SKF liefert integrierte Engineering-Lösungen für globale Herausforderungen und bedient die Nachfrage vor Ort. Das neue Angebot an Motoren mit einer Leistung von 75-350 kW ist an alle großen Hersteller von Zentrifugalgebläsen weltweit gerichtet.
BeyondZero ist eine Marke der SKF Gruppe.
MBScope ist eine eingetragene Marke der SKF Gruppe.
Historie:
1976 vertrieb die französische Firma S2M, damals noch ein Tochterunternehmen von SKF, als weltweit erstes Unternehmen Magnetlager für Turbomolekularpumpen in der Halbleiterindustrie. 1985 war S2M Vorreiter bei Magnetlagern für den weltweit ersten ölfreien Erdgaskompressor.
2007 wurde S2M vollständig von der SKF Gruppe übernommen. Heute beschäftigt SKF Magnetic Mechatronics weltweit über 250 Mitarbeiter und erwirtschaftet einen Jahresumsatz von 50 Mio. Euro. Am Firmensitz in Vernon (80 km westlich von Paris) sind die Bereiche Forschung und Entwicklung, Ingenieurtechnik, Fertigung, Marketing und Service untergebracht.

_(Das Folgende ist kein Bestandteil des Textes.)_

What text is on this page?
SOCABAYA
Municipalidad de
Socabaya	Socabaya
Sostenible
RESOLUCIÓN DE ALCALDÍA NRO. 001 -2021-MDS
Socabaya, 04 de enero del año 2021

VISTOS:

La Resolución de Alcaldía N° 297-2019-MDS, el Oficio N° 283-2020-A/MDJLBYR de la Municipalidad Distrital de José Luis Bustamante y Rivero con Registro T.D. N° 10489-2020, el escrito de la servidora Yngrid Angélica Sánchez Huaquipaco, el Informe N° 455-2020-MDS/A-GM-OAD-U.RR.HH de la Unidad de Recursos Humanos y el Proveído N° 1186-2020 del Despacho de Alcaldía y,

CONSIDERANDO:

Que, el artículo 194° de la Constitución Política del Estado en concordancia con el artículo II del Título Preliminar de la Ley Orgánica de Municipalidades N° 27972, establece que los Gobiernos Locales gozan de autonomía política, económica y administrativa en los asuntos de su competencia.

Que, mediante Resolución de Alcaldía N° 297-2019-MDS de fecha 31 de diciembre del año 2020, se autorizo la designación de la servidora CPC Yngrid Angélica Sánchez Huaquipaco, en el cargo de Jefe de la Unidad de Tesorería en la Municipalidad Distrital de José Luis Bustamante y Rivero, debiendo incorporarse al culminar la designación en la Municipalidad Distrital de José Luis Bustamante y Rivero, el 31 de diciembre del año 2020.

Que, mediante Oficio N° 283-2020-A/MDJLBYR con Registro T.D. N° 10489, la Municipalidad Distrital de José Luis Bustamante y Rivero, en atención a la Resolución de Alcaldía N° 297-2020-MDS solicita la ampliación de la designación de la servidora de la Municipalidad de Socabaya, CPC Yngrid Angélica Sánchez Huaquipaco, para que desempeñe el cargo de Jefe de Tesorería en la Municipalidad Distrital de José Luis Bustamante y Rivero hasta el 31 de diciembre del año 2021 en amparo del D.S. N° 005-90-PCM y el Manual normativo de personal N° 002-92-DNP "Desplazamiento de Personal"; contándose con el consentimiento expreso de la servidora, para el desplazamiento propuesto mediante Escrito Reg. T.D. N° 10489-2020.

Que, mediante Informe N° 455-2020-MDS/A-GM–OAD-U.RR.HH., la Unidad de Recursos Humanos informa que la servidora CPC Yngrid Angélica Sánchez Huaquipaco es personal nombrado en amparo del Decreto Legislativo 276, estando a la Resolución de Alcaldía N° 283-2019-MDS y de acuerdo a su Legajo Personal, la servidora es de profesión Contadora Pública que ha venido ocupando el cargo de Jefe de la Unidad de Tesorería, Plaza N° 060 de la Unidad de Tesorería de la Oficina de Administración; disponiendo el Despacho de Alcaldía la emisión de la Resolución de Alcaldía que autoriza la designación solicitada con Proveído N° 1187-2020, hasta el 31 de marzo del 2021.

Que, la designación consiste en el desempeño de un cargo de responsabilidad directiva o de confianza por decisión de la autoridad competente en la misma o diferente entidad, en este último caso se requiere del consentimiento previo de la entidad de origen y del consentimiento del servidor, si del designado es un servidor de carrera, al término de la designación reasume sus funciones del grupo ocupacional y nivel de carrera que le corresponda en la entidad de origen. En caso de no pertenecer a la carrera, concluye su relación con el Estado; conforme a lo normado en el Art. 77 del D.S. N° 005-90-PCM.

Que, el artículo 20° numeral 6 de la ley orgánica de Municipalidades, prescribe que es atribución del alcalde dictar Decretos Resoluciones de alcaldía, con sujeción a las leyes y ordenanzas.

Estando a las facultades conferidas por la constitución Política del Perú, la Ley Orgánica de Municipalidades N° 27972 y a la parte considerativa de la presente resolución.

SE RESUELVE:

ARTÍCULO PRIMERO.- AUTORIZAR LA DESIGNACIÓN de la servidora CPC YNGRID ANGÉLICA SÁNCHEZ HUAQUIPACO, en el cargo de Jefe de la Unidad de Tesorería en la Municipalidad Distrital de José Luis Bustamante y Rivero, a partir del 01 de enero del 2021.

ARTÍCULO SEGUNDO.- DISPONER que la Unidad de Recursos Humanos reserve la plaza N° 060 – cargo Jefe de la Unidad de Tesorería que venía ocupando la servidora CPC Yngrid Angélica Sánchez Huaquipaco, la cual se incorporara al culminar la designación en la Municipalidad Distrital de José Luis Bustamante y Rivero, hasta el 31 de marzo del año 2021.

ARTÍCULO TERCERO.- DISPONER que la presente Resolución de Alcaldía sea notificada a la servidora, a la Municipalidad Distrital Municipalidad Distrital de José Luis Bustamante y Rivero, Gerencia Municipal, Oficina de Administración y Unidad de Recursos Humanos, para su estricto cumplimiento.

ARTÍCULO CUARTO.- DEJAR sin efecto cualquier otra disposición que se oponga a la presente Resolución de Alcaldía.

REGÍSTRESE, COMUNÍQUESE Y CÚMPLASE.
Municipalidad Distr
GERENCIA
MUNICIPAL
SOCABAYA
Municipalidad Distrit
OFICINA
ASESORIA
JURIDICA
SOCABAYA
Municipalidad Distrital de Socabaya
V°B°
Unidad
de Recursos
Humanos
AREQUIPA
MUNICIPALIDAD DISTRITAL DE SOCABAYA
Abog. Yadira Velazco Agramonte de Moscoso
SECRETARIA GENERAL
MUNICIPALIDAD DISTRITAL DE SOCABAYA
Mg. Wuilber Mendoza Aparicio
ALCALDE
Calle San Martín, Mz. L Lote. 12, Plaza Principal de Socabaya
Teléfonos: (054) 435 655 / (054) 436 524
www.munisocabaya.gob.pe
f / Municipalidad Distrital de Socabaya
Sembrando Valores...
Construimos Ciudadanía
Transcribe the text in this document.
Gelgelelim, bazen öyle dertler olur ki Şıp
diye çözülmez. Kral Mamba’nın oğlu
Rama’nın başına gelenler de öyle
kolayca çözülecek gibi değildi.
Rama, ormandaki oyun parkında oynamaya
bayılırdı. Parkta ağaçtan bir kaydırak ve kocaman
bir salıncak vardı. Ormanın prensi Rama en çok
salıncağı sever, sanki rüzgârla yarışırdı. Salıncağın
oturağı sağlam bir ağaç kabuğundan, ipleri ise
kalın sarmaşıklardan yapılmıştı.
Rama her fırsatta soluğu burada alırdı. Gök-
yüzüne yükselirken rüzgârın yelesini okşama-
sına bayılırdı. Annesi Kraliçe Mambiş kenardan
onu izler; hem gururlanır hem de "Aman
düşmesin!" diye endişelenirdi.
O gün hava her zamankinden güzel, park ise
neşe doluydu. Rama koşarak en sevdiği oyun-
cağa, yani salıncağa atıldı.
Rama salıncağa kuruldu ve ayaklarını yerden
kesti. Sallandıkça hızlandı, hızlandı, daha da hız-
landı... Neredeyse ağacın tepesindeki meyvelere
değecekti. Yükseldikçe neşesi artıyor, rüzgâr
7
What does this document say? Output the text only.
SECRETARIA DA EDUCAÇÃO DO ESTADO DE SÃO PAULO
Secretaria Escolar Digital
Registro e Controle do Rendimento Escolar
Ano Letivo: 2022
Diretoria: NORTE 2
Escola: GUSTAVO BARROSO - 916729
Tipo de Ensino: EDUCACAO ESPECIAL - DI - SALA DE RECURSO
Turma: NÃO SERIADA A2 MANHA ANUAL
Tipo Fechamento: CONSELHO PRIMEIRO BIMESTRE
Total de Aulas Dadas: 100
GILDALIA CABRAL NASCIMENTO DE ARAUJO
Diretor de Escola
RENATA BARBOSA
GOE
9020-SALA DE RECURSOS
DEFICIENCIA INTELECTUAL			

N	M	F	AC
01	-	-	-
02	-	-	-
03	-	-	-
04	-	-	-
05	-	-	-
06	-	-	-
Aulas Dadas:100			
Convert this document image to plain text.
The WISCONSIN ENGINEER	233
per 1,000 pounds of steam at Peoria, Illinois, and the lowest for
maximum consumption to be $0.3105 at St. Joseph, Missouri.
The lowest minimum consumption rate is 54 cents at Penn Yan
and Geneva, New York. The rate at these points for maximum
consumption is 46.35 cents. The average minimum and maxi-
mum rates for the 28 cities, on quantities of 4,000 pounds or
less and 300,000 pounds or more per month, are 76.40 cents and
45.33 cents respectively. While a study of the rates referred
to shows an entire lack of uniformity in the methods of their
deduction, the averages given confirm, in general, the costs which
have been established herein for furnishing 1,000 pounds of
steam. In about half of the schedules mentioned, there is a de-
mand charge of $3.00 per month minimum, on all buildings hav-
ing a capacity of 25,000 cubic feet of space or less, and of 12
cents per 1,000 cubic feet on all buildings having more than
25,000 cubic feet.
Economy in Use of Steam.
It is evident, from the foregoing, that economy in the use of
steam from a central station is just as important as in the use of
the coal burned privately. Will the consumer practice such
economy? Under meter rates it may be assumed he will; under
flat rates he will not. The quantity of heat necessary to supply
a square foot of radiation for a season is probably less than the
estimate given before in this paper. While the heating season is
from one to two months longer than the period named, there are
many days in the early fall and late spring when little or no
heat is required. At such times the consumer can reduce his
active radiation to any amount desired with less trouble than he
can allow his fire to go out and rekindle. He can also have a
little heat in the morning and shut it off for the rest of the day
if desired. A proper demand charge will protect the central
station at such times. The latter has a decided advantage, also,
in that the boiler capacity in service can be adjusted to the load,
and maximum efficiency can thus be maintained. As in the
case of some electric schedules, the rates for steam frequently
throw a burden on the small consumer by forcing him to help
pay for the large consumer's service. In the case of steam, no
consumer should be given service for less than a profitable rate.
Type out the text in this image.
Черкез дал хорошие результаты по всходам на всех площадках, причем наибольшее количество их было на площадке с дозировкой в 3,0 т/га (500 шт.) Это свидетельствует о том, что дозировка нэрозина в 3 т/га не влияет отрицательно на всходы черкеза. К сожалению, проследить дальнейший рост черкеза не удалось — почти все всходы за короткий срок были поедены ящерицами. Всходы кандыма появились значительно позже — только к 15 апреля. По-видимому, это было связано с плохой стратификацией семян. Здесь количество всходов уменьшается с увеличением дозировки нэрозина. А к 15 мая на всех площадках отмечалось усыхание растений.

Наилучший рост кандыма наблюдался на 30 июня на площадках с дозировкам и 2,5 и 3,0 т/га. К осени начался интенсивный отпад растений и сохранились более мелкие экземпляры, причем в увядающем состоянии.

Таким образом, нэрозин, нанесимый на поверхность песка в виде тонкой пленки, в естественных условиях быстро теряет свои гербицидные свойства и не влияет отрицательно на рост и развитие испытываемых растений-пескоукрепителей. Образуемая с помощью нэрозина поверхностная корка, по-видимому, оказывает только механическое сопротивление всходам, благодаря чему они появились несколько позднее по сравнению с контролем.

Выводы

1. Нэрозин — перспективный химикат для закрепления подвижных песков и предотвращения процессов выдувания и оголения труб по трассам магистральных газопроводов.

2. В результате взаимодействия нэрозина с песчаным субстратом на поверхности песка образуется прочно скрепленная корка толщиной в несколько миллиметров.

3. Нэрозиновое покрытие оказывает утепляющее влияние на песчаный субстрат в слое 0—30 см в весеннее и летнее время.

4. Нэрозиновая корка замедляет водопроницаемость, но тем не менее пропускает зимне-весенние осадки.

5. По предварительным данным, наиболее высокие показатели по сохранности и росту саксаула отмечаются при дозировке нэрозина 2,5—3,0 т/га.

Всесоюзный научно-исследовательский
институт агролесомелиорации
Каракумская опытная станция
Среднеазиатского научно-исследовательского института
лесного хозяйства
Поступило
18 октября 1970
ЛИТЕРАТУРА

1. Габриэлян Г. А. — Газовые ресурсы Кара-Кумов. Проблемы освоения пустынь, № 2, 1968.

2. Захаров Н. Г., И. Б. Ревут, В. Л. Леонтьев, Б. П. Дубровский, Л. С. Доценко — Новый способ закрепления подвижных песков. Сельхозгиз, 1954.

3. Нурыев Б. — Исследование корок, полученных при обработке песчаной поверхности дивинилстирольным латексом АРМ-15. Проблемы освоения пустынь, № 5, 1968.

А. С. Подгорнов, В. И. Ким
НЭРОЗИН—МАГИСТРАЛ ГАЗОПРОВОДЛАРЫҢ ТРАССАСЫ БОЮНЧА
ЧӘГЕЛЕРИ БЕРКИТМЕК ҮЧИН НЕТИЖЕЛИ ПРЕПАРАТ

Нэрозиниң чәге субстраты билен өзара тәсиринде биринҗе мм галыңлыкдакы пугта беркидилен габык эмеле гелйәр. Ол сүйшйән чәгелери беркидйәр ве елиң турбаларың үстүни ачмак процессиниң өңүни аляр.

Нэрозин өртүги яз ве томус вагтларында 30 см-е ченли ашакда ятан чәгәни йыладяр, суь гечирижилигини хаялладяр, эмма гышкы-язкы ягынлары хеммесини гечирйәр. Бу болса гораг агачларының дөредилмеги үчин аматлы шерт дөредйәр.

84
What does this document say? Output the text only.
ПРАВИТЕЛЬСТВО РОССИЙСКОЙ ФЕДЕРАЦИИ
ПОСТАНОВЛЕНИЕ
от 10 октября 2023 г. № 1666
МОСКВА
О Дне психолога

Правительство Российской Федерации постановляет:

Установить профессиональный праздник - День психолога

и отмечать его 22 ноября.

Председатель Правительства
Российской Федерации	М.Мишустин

Die Magnetlager S2M von SKF wurden kürzlich zum Einbau in die Kompressoren und Hochgeschwindigkeitsmotoren der norwegischen Unterwasser-Gaskompressionssysteme in der Nordsee ausgewählt. In der Öl- und Gasindustrie sind die Magnetlager S2M von SKF als Marke anerkannt und genießen hohes Ansehen. Neben der Öl- und Gasindustrie beliefert das Unternehmen führende Hersteller von industriellen und gewerblichen rotierenden Maschinen mit ölfreien PM-Motoren.